PDN Photo of the Day

Rosamond Purcell’s Crumbling, Poetic World

In an age that celebrates throwing things out, Rosamond Purcell is interested in the objects we hold on to, whether in the collections of natural history museums or in the rusted chaos of a Maine junk yard. The photographs she makes of time-worn things are haunting and delicate, shot in natural light to emphasize the life-like qualities of stuff that was never alive or is long dead. Purcell’s work is the subject of An Art That Nature Makes, a documentary directed by Molly Bernstein, which opens today at Film Forum in New York City and runs until August 16, and screens September 2 to 8 at Laemmle Monica in Los Angeles.

In the film, Purcell can be seen poking around the 13-acre junk yard that is subject of her book Owls Head: On the Nature of Lost Things, her visual and written account of 20 years spent excavating the site and haggling with its proprietor over rusty typewriters and carved duck heads. The film also follows her deep into the collections of the Academy of Natural Sciences at Drexel University, where she examines samples of wood riddled with holes left by shipworms, setting chunks in a sunny window to photograph. Natural history collections are a longtime interest of Purcell’s—with Stephen Jay Gould, the Harvard evolutionary biologist and science historian, Purcell produced several books that explore the relationship between science and nature, combining his writing with her photographs. Elsewhere, we are introduced to her collection of ruined books—moldy and slumped or transformed by squirrels into nests—which make up Bookworm, her 2006 book, or watch her photograph reflections in antique mercury glass apothecary jars, a technique she used in a collaboration with Shakespeare scholar Michael Witmore to explore Shakespeare’s work through photographs and language.

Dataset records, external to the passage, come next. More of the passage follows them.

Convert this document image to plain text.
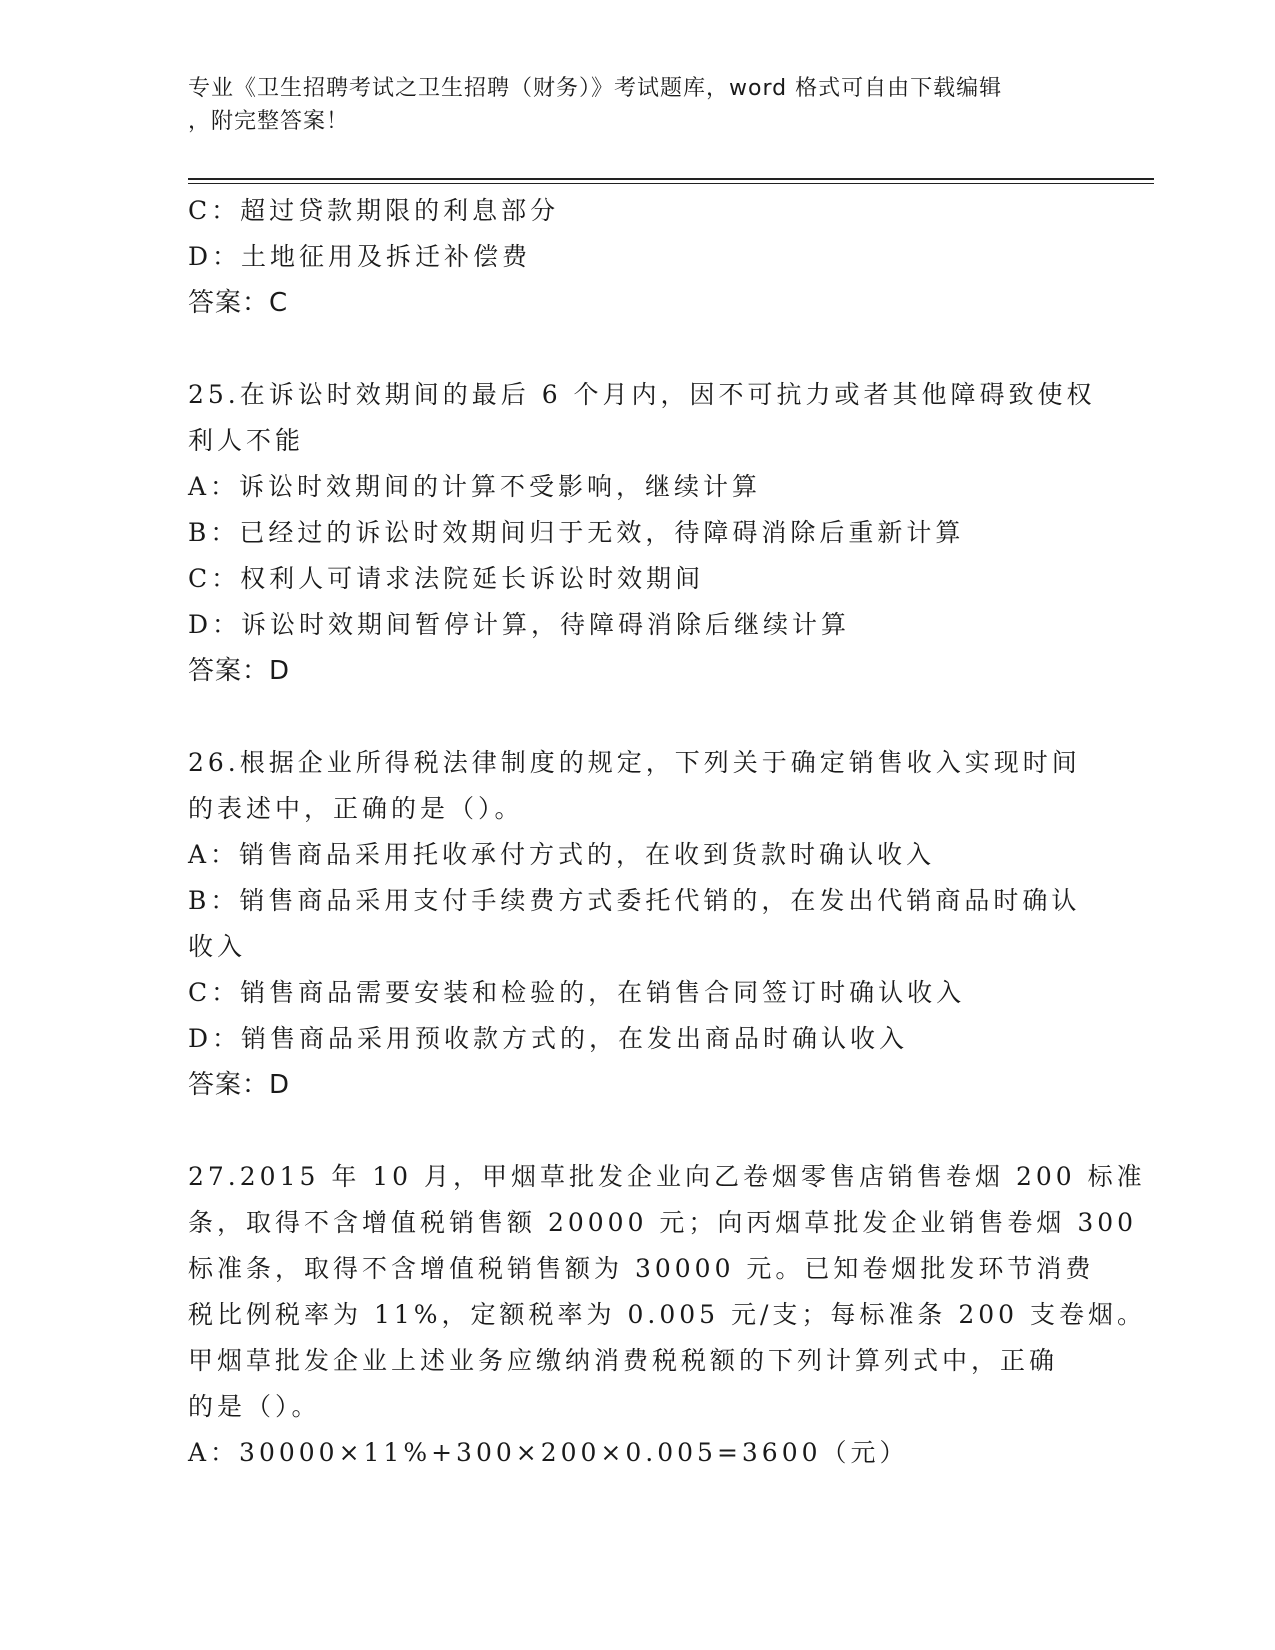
专业《卫生招聘考试之卫生招聘（财务）》考试题库，word 格式可自由下载编辑
，附完整答案！
C：超过贷款期限的利息部分
D：土地征用及拆迁补偿费
答案：C
25.在诉讼时效期间的最后 6 个月内，因不可抗力或者其他障碍致使权
利人不能
A：诉讼时效期间的计算不受影响，继续计算
B：已经过的诉讼时效期间归于无效，待障碍消除后重新计算
C：权利人可请求法院延长诉讼时效期间
D：诉讼时效期间暂停计算，待障碍消除后继续计算
答案：D
26.根据企业所得税法律制度的规定，下列关于确定销售收入实现时间
的表述中，正确的是（）。
A：销售商品采用托收承付方式的，在收到货款时确认收入
B：销售商品采用支付手续费方式委托代销的，在发出代销商品时确认
收入
C：销售商品需要安装和检验的，在销售合同签订时确认收入
D：销售商品采用预收款方式的，在发出商品时确认收入
答案：D
27.2015 年 10 月，甲烟草批发企业向乙卷烟零售店销售卷烟 200 标准
条，取得不含增值税销售额 20000 元；向丙烟草批发企业销售卷烟 300
标准条，取得不含增值税销售额为 30000 元。已知卷烟批发环节消费
税比例税率为 11%，定额税率为 0.005 元/支；每标准条 200 支卷烟。
甲烟草批发企业上述业务应缴纳消费税税额的下列计算列式中，正确
的是（）。
A：30000×11%+300×200×0.005=3600（元）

As the filmmaker Errol Morris notes in the film, her subjects share a sort of worn down poetry. “Rosamond Purcell is one of the great photographers,” he says. “She has captured the history of objects by photographing them in Romantic decline: books scourged by worms, petrified food-stuffs, biological specimens gone wrong, the inexorable entropic winding down of everything.”

Bernstein was introduced to Purcell’s work while making a documentary about the magician and historian Ricky Jay—Purcell collaborated with Jay on Dice: Deception, Fate, & Rotten Luck, a book about his collection of crumbling vintage dice. Says Bernstein in a statement about the film, “Rosamond’s work mesmerizes by transforming the apparent nature of the object she photographs without losing sight of what the object is.” In pursuing a balance between the transcriptions of facts and the transformation of objects into fantasy, Purcell takes up the advice of her occasional mentor Minor White: to photograph things for what they are but for what else they are.